Whenever someone thinks of sparkling wine, the Champagne region of France comes to mind. That’s a given.
But as it turns out – I strongly dislike champagne.
Needless to say that I was less than enthused by the idea of visiting a cellar. This is Germany, I thought, why would I choose to visit a cellar over a brewery? Nevertheless, I was under contract, and I didn’t have much say in it. I made my way to Kessler, mumbling against the tourist office, trying not to think about how ridiculous I was being.
And then, as I entered the cellar’s shop, I shut up. I stared in awe. I listened. And I fell in love.
Kessler Esslingen – A Bit of History
While one would think that a sparkling wine cellar in southern Germany wouldn’t have anything to do with the champagne region in France, facts say otherwise. Christian von Kessler actually moved to Reims in the early 1800s, and quickly learned the art of champagne-making by becoming a clerk in a local factory – which turned out to be none other than Veuve Cliquot. Go big or go home, as they say. After working there for a few years, he eventually got promoted to the executive board, and propelled Veuve Cliquot to the prestigious and internationally acclaimed brand it is today.

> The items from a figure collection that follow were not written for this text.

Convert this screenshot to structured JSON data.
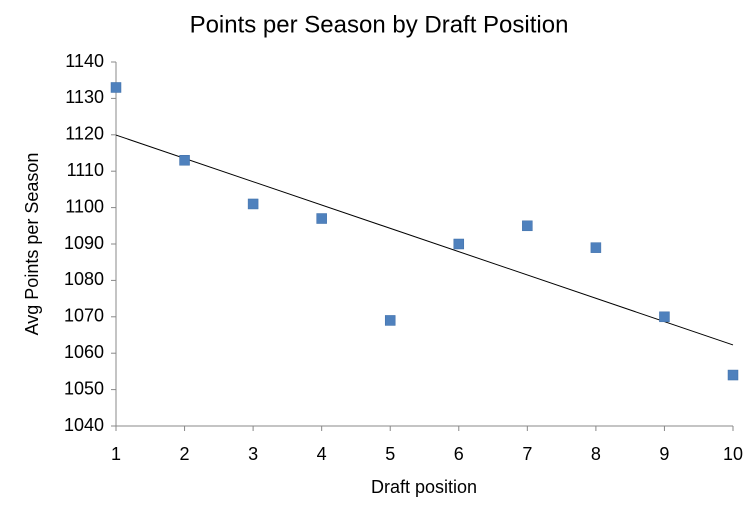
{
  "chart_data": {
    "type": "scatter",
    "title": "Points per Season by Draft Position",
    "x_label": "Draft position",
    "y_label": "Avg Points per Season",
    "x": [
      1,
      2,
      3,
      4,
      5,
      6,
      7,
      8,
      9,
      10
    ],
    "series": [
      {
        "color": "#4f81bd",
        "values": [
          1133,
          1113,
          1101,
          1097,
          1069,
          1090,
          1095,
          1089,
          1070,
          1054
        ]
      }
    ],
    "xlim": [
      1,
      10
    ],
    "xticks": [
      1,
      2,
      3,
      4,
      5,
      6,
      7,
      8,
      9,
      10
    ],
    "ylim": [
      1040,
      1140
    ],
    "yticks": [
      1040,
      1050,
      1060,
      1070,
      1080,
      1090,
      1100,
      1110,
      1120,
      1130,
      1140
    ],
    "trendline": "linear",
    "trendline_color": "#000000",
    "grid": false
  }
}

Kessler’s hopes of taking over the business were crushed when, in a surprising turn of events, he decided to leave Reims and move back to his hometown, Esslingen am Neckar, to create his own sparking wine. Talk about entrepreneurship!
Within the first ten years in business, Kessler had already sold half a million bottles, and was already exporting to the US, Russia and Britain, as well as supplying the Royal Court of Württemberg. He then bought a cellar in the Speyrer Pfleghof, one of the many medieval houses in the heart of the village, which is still where the wines are produced today.
Nowadays, Kessler is the official supplier of the Government of Germany, and still produce their sparkling wine with the same traditions as the Veuve Cliquot house, and presumably, the same passion.
Kessler Esslingen – In Photos
As it turns out, a wine cellar as ancient as Kessler is incredibly photogenic. And you remember by inability to make efficient decisions when it comes to photography – especially in such a charming, historical place that is jut begging to be photographed, from the tasting room upstairs to the vaulted cellar to the stocking rooms. Enjoy!
To be completely honest, I didn’t expect much from my visit.
I am not usually one for guided tours and I thought I’d had my share of cellars and wine, after living in France for so long. But I couldn’t have been more wrong. The visit was indisputably of my favorite experiences in all of my time in Europe, and no, I do not say this lightly.
The employees are truly passionate about their product, and want to pass on this passion to every customer and taster. And I have to say, mission accomplished. I even took a liking to champagne after learning about the different production stages, and tasting authentic, high-quality products.
Moreover, the cellars are ancient, magnificent, and utterly captivating. The many different flavors make the tasting session all the more delightful. The rosé was my favorite! And, of course, Esslingen is a gorgeous medieval village that just couldn’t get more picturesque.
For all these reasons, I will forever cherish the memories I have of the Kessler cellar.
Kessler Esslingen – Good To Know:
- Visit last around 1.5 hours and will take you through every production stage of the sparkling wine.
- Every visit includes a tasting session of 3 different sparkling wines.
- Individual visits cost €11 per peron.
- Tours are scheduled on every Saturday at 1:30PM and once a month on weekdays. More info on the website (which is only in German, but Google Translate does a fine job in translating everything to English).